The effort to eliminate food deserts and get Americans on the right road to healthy eating — a large part of Obama’s “Let’s Move” campaign — doesn’t have “to cost a whole lot of money,” she said.
“It’s not about government telling people what to do.”
Eight other mayors from Baltimore, Oklahoma City and other municipalities around the country joined Obama and Emanuel, as did leaders of Super-Valu, Walgreens, and other stores expanding their offerings in Chicago and around the country.
“Before Walgreens started selling fruits and vegetables and other grocery items, there were not a whole lot of convenient places for people in certain communities to buy fresh produce,” Obama said. “And a lot of folks wound up buying their groceries at gas stations at ridiculously high prices, not the right quality at times, or convenience stores, places with few, if any, healthy options.
“And I saw this growing up in my own community, you know? Starting out with wonderful grocery stores and places to go — you could walk down the street. But slowly, but surely, as the economy changed, many of these resources just disappeared into thin air.”
Chicago’s aldermen ran for re-election last year touting their efforts to recruit grocery store chains — even non-traditional groceries such as Walgreens — to open new stores on the South and West Sides, so the deserts are not as pervasive as they used to be.
From there, the first lady headed to the Iron Street Farms, an urban farm growing produce in Bridgeport on the West Bank of the Chicago River in an industrial area. Much of the farm is inside a warehouse where aquaponics and grow lights allow farming through Chicago’s harsh winter.
“It’s alive!” the first lady shouted as a worker pulled a worm out of a compost bin and handed it to her. Obama and Emanuel stood amid rows of compost-filled wooden boxes that looked almost like coffins.
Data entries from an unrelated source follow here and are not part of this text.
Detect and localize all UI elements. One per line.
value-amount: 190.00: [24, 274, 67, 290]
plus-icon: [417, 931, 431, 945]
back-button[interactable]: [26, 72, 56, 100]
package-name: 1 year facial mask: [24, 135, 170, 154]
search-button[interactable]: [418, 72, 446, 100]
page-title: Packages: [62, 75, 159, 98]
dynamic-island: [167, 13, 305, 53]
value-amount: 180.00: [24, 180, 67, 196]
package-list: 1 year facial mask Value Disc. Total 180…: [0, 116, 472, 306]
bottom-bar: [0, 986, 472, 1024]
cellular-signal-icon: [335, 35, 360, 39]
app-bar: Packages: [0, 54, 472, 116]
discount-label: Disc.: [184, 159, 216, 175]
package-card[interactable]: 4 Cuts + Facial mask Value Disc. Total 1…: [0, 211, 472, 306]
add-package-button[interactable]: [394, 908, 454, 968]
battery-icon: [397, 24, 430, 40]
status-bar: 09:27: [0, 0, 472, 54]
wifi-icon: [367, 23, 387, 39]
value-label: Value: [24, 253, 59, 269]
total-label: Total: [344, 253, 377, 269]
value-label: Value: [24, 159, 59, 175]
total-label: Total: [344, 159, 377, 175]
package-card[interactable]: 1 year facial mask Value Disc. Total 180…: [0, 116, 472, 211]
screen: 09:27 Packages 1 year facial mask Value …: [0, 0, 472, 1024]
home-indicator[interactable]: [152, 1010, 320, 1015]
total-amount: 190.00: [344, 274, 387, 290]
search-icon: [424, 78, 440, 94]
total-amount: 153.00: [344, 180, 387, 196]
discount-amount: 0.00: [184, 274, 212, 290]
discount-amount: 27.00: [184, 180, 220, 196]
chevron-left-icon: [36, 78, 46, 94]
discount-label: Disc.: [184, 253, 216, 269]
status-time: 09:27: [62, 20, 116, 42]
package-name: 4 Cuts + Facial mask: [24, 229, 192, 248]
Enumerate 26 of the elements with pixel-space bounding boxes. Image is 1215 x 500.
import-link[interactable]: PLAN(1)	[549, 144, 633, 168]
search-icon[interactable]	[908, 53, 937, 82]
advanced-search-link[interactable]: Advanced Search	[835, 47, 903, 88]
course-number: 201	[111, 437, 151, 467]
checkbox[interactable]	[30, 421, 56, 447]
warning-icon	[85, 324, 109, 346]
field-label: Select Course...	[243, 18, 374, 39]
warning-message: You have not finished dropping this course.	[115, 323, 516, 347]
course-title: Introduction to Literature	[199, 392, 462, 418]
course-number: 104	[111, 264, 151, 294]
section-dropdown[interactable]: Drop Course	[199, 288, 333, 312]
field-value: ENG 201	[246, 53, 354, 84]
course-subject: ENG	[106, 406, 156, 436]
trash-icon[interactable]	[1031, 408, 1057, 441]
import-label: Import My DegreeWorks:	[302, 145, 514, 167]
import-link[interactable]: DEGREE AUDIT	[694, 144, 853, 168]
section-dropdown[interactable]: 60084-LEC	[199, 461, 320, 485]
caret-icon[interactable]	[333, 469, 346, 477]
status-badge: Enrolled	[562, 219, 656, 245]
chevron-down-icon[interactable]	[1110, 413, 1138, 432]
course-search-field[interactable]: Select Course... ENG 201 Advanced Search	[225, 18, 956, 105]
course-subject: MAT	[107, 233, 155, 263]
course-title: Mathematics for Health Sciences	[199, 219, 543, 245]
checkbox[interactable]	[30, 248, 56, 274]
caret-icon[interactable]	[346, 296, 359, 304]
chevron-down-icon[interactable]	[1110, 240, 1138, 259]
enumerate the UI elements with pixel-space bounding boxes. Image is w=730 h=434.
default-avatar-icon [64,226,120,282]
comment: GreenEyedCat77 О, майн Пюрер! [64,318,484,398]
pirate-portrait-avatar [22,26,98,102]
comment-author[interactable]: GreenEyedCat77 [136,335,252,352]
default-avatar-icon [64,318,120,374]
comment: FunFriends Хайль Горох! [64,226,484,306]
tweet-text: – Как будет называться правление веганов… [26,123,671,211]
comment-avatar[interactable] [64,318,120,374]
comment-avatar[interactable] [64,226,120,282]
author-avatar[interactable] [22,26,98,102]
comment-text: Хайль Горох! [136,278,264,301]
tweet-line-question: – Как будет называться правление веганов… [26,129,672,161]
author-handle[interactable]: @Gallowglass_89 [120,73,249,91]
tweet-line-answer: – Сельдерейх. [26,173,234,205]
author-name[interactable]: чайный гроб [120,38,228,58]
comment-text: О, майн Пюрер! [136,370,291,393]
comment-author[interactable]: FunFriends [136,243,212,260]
Growing Power, the Milwaukee-based non-profit that runs the farm, was started by Obama friend and advisor Will Allen. His daughter, Erika, runs the six farms in Chicago.
They use food scraps to get the compost going, Erika Allen explained.
From the compost boxes, they led Obama over to the aquaponics section and pulled out young tilapia for her to see. She saw a vertical mushroom-growing station, then headed outside to watch workers planting curly Kale in four greenhouses near the river bank.
Emanuel also announced a memorandum of understanding with Walgreens and some of the other stores to take food from Iron Street.
Obama left the farm headed for Plumbers Hall where an expected 500 supporters of President Barack Obama’s re-election effort paid $100, $500, or up to $10,000 to see the first lady on the Near West Side.
A donation of $10,000 earned a family of up to six a chance to be photographed with the first lady.
“My goodness, Chicago. I see all my neighbors, all my friends,” she said, waving to the crowd. “I am just thrilled to be back home, even though I don’t get to go to my house.”
Obama gave a variation of the stump speech she gave earlier in Detroit and is expected to give later this week in Florida between nutrition rallies:
“The fact is that in just over a year now, we’re going to make a decision between two very different visions for this country —very different. And I am here tonight because when it comes to just about every one of those issues — from the health of our community, our economic security to the quality of our schools, the stakes for our families, and for our country have never been higher. Never.”
The president himself was in California hosting fund-raisers and taping an episode of the “Tonight Show with Jay Leno.”
Illinois Republican Party Chairman Patrick Brady gave the first lady a tongue-in-cheek tweak for combining Tuesday’s fund-raiser with a chance to tout her nutrition initiative.
“I fully support the first lady on her nutrition efforts,” Brady said. “And I think it’s miraculous that Harvest Day in Chicago coincides with a fund-raiser.”
The Obama Victory Fund will be picking up part of the tab for the first lady’s visit because it is at least in part political.
After the fund-raiser, Obama stopped at her husband’s national re-election headquarters in the Prudential Building to “fire up” the troops.